Debo reconocerles que me fascinan los abrazos. No hay nada más universal que uno bien dado. Y nada más desastroso que otro a medias tintas y flojo. El abrazo es una declaración de amor verdadero o falso. Puede llevar pasión y energía en las manos; también un cuchillo escondido o una bolsa de piedras que colgar a la espalda del enemigo. Las historias alegres y tristes de este loco mundo están llenas de abrazos. Da igual de dónde vengas. Un primer contacto cuerpo a cuerpo te puede salvar cuando eres un desconocido o crear un muro más grande que el que quiere construir Trump en la frontera con México.

Viene a cuento esta reflexión por lo comentado en la escena del reciente acuerdo PSOE-Unidas Podemos para que este país tenga por fin un Gobierno. Da igual si firmaron papeles Sánchez e Iglesias, como ya lo habían hecho otra vez. En esta ocasión la gran novedad fue el abrazo. Duró unos segundos, pero pareció una vida. Nunca se vio a dos líderes tan cerca. Mi duda fue saber a cuántas pulsaciones latieron sus corazones en ese momentazo digno de pasar a los libros de historia española que estudiará mi hija en el futuro. Solo faltó una confesión al oido de cualquiera de ellos. Hubiera sido ya del todo inolvidable.

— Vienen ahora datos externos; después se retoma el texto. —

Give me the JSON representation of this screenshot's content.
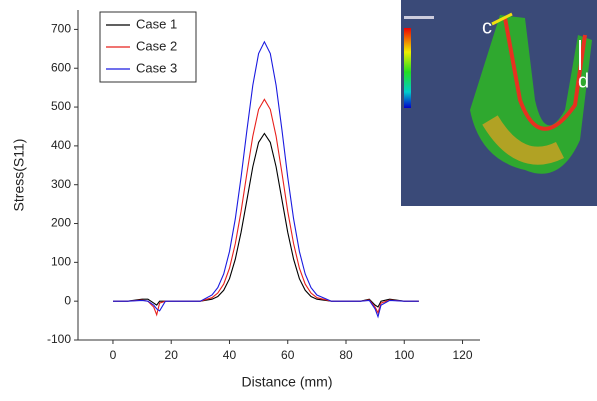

A veces no nos damos cuenta de que el valor de lo simbólico vale mucho más que las palabras. Y en esos los abrazos tienen un protagonismo estrella. Da lo mismo cuanto hablemos si no lo refrendamos con la comunicación física. Ocurre en ocasiones que las relaciones fracasan si los interesados no alcanzan la necesaria cercanía. Otras la empatía se dispara entre quienes saben romper el hielo con el primer acercamiento. ¿Cuándo fue la última vez que le dieron un abrazo a su compañero de trabajo? Por eso a Iglesias y Sánchez les espera un gran futuro si continúan abrazándose todos los lunes cuando coincidan en los despachos de Moncloa. Si dejan de hacerlo, el fracaso estará asegurado.